Vertex Pharmaceuticals Inc. sold 11.75 million shares to raise gross proceeds of $152.8 million, the second highest amount of any biotech follow-on or initial public offering this year.

The offering comes just a month after the Cambridge, Mass.-based company reported positive Phase Ib data with its oral protease inhibitor, VX-950, for hepatitis C.

Vertex offered the shares at $13 each - a slight discount to the $13.19 stock closing price on Tuesday. The stock (NASDAQ:VRTX) rose 11 cents Wednesday to close at $13.30.

Vertex had filed earlier this month to offer 9.5 million common shares, expecting to price shares a bit higher; the stock at that time was trading at more than $14 a share. But with nine products in the pipeline, the company was able to raise more than originally expected, although lowering the price per share, placing the gross proceeds significantly north of almost all offerings conducted this year.
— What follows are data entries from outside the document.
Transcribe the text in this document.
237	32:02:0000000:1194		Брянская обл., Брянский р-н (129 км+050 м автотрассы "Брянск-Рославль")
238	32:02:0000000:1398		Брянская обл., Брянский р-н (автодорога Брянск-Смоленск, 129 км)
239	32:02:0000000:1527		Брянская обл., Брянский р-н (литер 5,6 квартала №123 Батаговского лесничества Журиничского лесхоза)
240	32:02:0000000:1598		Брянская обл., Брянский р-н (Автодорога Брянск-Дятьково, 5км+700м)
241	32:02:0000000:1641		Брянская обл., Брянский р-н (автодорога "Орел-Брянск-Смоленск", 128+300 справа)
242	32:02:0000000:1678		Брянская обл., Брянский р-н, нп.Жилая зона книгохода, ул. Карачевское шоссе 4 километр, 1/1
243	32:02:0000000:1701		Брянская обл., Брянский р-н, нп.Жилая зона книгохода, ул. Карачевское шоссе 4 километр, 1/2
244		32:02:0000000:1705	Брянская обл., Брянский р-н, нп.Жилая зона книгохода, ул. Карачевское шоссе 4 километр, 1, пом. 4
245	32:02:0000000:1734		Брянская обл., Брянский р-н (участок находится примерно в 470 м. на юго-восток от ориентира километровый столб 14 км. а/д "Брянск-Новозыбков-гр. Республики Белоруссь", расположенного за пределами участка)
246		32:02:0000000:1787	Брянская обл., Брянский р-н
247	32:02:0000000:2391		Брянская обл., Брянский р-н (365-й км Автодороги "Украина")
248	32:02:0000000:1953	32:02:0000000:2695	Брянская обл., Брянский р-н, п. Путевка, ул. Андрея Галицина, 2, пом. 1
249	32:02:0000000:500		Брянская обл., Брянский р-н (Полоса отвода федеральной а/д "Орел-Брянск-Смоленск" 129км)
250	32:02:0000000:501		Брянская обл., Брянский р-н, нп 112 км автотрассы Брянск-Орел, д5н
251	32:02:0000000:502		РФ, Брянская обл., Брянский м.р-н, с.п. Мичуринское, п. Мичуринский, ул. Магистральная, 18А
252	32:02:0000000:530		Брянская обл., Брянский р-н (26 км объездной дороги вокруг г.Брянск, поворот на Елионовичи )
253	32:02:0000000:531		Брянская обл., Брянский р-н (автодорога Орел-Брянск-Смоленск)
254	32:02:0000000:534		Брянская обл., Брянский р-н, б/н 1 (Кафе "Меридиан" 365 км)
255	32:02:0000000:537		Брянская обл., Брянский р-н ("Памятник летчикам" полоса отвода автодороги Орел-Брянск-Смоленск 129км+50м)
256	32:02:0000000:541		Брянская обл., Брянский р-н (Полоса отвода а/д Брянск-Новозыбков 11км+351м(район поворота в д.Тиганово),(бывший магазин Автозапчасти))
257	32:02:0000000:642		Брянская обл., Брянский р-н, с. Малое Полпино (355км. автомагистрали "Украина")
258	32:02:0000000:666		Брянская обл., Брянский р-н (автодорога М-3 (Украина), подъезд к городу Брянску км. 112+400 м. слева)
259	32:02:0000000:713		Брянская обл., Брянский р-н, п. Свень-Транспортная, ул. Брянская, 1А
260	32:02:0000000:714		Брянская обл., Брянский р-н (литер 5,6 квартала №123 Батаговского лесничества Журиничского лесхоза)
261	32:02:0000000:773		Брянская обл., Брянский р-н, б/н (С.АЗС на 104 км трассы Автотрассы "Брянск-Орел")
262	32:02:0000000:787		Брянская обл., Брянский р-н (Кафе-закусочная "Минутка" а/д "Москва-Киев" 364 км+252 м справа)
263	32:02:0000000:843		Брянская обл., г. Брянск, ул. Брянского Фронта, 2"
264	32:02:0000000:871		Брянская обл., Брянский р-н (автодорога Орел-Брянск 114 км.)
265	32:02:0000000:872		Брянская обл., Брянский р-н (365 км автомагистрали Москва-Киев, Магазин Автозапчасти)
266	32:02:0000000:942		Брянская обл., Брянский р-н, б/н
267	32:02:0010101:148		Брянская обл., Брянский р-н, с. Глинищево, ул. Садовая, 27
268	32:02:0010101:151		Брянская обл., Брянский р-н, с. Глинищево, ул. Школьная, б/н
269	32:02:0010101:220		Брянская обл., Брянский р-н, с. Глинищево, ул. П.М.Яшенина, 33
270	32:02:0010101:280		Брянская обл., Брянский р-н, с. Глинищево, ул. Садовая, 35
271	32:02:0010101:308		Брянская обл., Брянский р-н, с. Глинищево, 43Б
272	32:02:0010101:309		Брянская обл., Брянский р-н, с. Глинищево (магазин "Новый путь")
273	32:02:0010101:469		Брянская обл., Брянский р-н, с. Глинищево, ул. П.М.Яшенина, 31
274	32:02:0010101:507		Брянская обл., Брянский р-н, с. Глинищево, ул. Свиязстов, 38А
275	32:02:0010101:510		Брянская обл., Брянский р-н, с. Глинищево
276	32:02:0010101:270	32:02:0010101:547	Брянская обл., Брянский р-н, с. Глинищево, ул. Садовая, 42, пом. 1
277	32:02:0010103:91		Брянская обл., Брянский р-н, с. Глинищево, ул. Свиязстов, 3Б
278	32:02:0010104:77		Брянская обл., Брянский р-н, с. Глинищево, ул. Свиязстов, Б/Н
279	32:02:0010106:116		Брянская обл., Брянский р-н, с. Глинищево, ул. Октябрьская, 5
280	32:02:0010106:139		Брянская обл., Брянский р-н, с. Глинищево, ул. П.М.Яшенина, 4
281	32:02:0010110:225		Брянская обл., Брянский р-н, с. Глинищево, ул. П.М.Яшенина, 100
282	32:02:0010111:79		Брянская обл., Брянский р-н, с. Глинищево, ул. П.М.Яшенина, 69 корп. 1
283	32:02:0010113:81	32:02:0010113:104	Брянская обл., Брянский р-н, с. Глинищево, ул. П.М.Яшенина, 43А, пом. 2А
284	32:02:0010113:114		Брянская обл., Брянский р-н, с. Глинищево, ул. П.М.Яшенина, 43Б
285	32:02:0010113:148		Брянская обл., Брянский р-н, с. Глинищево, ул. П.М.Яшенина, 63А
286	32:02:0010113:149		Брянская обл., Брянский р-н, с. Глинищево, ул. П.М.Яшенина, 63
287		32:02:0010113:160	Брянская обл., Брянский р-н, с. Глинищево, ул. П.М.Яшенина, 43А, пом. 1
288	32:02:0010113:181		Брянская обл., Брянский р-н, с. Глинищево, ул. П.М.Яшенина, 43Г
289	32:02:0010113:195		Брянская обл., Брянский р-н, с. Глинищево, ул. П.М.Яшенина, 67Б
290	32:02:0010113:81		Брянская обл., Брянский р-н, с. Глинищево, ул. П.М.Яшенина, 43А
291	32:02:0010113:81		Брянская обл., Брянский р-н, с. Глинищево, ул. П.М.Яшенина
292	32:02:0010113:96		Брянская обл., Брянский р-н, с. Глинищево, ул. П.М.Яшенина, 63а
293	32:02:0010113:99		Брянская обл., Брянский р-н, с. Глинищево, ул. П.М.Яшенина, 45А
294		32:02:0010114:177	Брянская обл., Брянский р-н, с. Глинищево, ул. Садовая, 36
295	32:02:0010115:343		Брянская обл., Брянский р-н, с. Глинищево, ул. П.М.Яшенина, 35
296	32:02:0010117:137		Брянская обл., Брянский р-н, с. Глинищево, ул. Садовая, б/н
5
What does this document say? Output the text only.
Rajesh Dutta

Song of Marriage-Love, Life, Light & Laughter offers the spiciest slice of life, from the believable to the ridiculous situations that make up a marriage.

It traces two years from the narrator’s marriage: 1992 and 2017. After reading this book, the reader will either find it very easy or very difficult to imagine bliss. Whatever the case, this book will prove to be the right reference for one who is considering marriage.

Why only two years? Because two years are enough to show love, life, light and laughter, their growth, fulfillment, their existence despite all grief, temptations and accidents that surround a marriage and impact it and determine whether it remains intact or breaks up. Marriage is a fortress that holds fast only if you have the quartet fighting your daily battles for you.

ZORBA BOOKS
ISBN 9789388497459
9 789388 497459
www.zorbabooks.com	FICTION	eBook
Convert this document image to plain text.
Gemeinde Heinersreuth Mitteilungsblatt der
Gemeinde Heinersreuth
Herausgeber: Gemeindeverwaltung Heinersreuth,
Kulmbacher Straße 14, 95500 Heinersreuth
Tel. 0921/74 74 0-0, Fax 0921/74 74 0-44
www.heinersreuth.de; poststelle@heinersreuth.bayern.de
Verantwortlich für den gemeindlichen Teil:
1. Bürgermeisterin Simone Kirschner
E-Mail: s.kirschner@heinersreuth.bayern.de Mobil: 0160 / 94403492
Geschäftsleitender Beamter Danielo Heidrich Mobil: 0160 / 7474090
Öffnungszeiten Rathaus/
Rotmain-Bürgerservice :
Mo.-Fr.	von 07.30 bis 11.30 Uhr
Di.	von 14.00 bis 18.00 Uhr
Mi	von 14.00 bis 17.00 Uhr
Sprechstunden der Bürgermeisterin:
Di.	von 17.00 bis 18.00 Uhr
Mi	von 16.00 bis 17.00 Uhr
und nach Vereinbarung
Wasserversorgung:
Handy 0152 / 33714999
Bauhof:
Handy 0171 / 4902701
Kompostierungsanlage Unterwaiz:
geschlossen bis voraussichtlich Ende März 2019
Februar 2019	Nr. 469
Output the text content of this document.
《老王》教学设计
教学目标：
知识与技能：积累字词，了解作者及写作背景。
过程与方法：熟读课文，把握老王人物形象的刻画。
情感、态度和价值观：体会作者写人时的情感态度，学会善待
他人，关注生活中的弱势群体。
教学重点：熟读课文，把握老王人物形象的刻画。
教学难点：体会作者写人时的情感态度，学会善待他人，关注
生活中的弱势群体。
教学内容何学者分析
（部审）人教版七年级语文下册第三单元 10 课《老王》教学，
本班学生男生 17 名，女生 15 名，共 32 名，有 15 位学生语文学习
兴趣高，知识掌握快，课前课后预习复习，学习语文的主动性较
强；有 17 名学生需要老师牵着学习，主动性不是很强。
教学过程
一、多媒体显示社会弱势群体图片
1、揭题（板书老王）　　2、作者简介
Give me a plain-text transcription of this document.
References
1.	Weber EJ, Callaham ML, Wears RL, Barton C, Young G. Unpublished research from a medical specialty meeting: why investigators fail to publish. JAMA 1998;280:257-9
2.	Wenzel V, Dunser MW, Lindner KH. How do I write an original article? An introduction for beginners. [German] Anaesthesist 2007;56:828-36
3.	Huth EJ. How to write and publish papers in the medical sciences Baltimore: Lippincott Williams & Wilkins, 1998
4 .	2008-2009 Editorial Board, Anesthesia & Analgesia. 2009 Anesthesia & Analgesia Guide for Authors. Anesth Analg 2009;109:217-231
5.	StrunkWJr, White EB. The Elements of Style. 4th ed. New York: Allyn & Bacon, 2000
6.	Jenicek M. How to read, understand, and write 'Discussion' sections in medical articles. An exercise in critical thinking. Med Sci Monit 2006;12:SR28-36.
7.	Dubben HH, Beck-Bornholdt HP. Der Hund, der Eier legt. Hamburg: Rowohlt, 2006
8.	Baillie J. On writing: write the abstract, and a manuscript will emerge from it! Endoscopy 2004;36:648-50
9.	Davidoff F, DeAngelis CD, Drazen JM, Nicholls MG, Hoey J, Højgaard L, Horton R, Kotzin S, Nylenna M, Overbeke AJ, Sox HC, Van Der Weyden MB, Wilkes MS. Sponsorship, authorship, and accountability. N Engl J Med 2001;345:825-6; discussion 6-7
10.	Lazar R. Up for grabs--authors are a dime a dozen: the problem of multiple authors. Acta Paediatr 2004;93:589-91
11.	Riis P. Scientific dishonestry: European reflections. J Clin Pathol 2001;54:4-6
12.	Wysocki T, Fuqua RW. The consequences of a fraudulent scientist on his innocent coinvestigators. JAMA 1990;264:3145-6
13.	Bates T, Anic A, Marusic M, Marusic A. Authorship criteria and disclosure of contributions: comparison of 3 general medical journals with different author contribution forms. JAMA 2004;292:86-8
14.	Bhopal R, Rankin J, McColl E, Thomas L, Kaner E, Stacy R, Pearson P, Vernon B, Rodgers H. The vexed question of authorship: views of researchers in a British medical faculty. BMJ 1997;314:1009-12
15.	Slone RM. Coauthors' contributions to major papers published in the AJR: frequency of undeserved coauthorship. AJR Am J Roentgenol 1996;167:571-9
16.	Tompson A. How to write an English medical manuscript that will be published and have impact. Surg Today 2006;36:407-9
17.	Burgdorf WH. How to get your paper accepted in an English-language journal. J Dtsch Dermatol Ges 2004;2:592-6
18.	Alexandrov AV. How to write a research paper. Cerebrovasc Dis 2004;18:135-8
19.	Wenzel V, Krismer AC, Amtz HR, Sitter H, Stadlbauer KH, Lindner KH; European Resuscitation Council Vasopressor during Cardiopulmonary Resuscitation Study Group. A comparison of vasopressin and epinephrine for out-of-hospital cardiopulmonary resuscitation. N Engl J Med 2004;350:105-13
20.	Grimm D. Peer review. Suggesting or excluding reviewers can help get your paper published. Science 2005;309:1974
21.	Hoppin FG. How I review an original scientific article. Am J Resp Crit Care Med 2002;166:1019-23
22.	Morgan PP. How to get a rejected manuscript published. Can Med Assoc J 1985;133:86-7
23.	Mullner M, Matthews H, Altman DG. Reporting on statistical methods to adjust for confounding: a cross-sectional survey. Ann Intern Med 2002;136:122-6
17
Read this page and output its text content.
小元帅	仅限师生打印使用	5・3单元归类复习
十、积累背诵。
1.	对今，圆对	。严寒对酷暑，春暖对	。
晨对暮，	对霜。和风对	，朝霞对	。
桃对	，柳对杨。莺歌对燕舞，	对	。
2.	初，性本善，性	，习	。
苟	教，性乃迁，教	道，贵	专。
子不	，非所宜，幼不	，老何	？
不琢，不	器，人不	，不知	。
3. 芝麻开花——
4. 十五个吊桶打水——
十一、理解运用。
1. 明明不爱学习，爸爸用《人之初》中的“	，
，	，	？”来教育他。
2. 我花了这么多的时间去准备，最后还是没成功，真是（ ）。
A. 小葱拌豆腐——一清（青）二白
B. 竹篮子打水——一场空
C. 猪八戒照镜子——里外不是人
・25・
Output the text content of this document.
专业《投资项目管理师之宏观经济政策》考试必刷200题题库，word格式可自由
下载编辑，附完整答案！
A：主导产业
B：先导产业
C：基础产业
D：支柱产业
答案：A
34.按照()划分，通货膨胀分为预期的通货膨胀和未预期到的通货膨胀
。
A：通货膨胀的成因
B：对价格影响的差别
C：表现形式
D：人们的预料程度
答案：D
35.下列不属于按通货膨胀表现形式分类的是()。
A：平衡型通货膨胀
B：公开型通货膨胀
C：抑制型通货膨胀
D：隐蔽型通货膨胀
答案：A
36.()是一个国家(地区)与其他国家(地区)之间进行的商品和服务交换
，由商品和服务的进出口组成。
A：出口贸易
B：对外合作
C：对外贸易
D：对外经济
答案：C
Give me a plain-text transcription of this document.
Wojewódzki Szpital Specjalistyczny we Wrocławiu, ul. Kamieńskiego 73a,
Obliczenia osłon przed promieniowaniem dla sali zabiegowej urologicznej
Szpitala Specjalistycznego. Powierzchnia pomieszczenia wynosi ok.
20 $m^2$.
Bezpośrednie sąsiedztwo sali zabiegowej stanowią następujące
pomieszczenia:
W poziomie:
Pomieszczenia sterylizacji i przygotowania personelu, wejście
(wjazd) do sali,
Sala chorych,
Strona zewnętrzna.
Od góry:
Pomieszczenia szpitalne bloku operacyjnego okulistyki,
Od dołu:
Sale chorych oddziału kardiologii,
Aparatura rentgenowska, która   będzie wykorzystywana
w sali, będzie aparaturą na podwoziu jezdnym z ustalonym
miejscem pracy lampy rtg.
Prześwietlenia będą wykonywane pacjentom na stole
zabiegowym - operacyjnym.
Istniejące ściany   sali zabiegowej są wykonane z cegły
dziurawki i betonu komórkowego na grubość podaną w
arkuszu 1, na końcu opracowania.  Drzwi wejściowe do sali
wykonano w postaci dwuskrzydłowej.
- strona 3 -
Only San Diego-based Amylin Pharmaceuticals Inc.'s $202.4 million follow-on offering in January surpassed the amount raised by Vertex.

"There was a very strong institutional demand, which led to a larger-than-expected sizing of the deal," said Michael Partridge, director of corporate communications at Vertex.

According to the company's first-quarter results, it did not particularly need to raise money. As of March 31, Vertex reported $334.3 million in cash and cash equivalents. Following the offering, the company has nearly 93 million shares outstanding.

"We are in a strong financial position," Partridge said. He could not comment further on the offering due to an SEC-imposed quiet period.

Underwriters of the public offering include New York-based Merrill Lynch, Pierce, Fenner & Smith Inc. as the sole book-running manager, and JPMorgan Securities Inc. and UBS Securities LLC, both of New York, as co-managers. Vertex has granted the underwriters a 30-day overallotment option to buy up to about 1.8 million shares. If exercised in full, it would bring Vertex another $22.9 million in proceeds.

According to its prospectus, the company intends to use net proceeds for general corporate purposes, including working capital, research and development, clinical trials, and the acquisition of new technologies and investments.

Founded in 1989, Vertex's work has yielded two marketed protease inhibitors for HIV infection and AIDS. The first product, Agenerase, is being replaced in world markets by it second product, the prodrug Lexiva/Telzir. London-based GlaxoSmithKline plc markets both products.

Also in the viral disease space, Vertex is studying merimepodib (VX-497) in a Phase II for hepatitis C virus, VX-950 in a Phase I for the same indication, and VX-385 in a Phase II for HIV. Vertex holds worldwide rights to VX-497. VX-950 is partnered with Tokyo-based Mitsubishi Pharma Corp. for the Far East, and VX-385 is partnered with GSK for everywhere but the Far East.

Vertex investors particularly are excited about VX-950, following positive results from a Phase Ib trial presented at the Digestive Disease Week scientific conference in May. The company's stock surged almost 20 percent on data showing that patients receiving VX-950 for three days had a median reduction in HCV RNA of at least 1,000-fold in all three dose groups. (See BioWorld Today, May 11, 2005.)

Before the end of the year, Vertex plans to start a 14-day Phase Ib combination study with VX-950 and pegylated interferon, as well as a Phase II study of VX-950 administered as a monotherapy.

Aside from viral disease products, Vertex is working on three products for inflammatory and autoimmune conditions. VX-765 is in Phase II for psoriasis and other autoimmune diseases, and two other products, VX-702 and pralnacasan (VX-740), are in Phase II for rheumatoid arthritis and other diseases. The Phase II trial of VX-702 just began in May and will include about 300 patients with moderate to severe rheumatoid arthritis who will be treated for three months. The product is partnered in the Far East with Tokyo-based Kissei Pharmaceutical Co. Ltd. Vertex holds worldwide rights to VX-765 and VX-740.

A third area of focus for Vertex - oncology - rounds out the company's pipeline with three programs. VX-680 and VX-944 are in Phase I trials, while VX-322 is at the preclinical stage. Worldwide rights to all three of those programs belong to Whitehouse Station, N.J.-based Merck & Co. Inc.; Germantown, Md.-based Avalon Pharmaceuticals Inc; and Basel, Switzerland-based Novartis Pharma AG, respectively. The deal with Merck, signed last summer, is potentially worth $384 million. Vertex formed the $73 million deal with Avalon earlier this year, and Vertex has had an ongoing relationship with Novartis since 2000, when it signed a deal with a total value of $800 million to find targets in the protein kinase gene family. (See BioWorld Today, May 10, 2000; Feb. 5, 2004; June 23, 2004; and Feb. 16, 2005.)